11. Verfahren zum Betrieb einer Trommelwaschmaschine während des Spülbetriebs, welcher
aus wenigstens zwei separaten Spülgängen besteht, wobei die Trommelwaschmaschine,
eine den Spülbetrieb steuernde Programmsteuerung, eine in einem Laugenbehälter drehbar
angeordnete Wäschetrommel, wenigstens eine Einspüleinrichtung für gegebenenfalls ein
Behandlungsmittel führendes Frischwasser in den Trommelbereich, wenigstens eine Einsprüheinrichtung
zum Einsprühen von Frischwasser in das Trommelinnere, und ein den Frischwasserzulauf
gegebenenfalls wasserstandsabhängig steuerndes Mittel aufweist, dadurch gekennzeichnet,
daß im Rahmen des ersten Spülgangs die Wäschetrommel mit einer einem Schleuderbetrieb
entsprechenden Drehzahl rotiert, wonach über die Einsprüheinrichtung ein vorbestimmter
Teil an Frischwasser in das Trommelinnere gesprüht, anschließend die Drehzahl auf
eine Waschdrehzahl erniedrigt und das restliche Frischwasser über die Einsprüheinrichtung
oder die Einspüleinrichtung zur Bildung einer freien Flotte zugegeben wird, und daß
der nachfolgende Spülgang entweder in gleicher Weise erfolgt, oder über die Einsprüheinrichtung
eine vorbestimmte Wassermenge ohne Bildung einer freien Flotte eingebracht wird, wobei
nach jedem Spülgang freies Wasser abgepumpt wird.

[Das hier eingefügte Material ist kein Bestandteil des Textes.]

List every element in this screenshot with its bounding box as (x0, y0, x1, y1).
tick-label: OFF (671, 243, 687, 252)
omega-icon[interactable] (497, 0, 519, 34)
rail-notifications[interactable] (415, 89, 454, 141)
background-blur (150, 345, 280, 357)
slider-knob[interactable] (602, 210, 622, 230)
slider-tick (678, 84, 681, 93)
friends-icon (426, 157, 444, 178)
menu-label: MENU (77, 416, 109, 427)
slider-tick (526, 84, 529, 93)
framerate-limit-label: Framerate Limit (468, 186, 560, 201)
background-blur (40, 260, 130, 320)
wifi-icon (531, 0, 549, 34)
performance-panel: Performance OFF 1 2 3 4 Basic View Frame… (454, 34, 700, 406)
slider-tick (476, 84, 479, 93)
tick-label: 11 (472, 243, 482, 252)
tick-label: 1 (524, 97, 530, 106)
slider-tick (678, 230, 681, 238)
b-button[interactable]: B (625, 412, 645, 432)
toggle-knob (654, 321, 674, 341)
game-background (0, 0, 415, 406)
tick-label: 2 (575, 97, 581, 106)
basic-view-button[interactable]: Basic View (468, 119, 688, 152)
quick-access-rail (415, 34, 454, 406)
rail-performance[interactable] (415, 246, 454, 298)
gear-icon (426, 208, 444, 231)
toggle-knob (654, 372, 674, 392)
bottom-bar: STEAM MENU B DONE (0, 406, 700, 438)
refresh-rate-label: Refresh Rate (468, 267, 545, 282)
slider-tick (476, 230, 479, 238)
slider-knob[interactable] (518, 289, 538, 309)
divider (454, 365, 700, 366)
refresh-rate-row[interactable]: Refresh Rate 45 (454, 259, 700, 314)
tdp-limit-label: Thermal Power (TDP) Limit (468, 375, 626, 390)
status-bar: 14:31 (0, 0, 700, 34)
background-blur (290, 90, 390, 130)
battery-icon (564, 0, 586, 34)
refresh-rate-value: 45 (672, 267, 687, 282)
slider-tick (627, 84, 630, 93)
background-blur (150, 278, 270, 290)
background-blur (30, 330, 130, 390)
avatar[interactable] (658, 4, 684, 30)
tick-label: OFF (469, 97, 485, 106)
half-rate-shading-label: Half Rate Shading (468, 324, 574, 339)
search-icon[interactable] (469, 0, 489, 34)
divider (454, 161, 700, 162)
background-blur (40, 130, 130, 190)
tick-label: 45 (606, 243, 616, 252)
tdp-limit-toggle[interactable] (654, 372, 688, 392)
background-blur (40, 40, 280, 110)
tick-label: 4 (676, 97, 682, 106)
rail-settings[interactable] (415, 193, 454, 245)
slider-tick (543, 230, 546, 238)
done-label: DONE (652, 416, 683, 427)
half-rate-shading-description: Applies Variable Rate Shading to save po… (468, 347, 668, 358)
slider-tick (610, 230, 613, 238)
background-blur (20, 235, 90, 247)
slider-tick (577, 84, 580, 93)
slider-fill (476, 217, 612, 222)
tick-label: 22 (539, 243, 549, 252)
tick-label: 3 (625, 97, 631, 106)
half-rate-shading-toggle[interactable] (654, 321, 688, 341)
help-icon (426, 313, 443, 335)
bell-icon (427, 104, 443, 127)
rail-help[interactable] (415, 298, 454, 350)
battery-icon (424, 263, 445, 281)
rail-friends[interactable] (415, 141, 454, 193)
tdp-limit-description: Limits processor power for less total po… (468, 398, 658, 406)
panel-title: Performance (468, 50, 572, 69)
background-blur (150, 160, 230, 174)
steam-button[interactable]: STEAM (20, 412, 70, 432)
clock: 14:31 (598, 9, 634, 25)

12. Verfahren nach Anspruch 11, dadurch gekennzeichnet, daß die Spülzeit nach Beendigung
der Einbringung des restlichen Wassers weniger als 5 min, vorzugsweise weniger als
4 min beträgt.
13. Verfahren nach Anspruch 11 oder 12, dadurch gekennzeichnet, daß die Einwirkzeit nach
Beendigung der Einbringung von Frischwasser bei dem Spülgang ohne freier Flotte ca.
2 min, vorzugsweise ca. 1 min beträgt.
14. Verfahren nach einem der Ansprüche 11 bis 13, dadurch gekennzeichnet, daß das bei
dem bzw. den nachfolgenden Spülgängen verwendete Spülverfahren (freie Flotte - ohne
freie Flotte) in Abhängigkeit der beladenen Wäschemenge und/oder -art und/oder der
numerischen Anzahl des Spülgangesgewählt wird.
15. Verfahren nach einem der Ansprüche 11 bis 14, dadurch gekennzeichnet, daß beim letzten
Spülgang das Spülverfahren mit freier Flotte verwendet wird.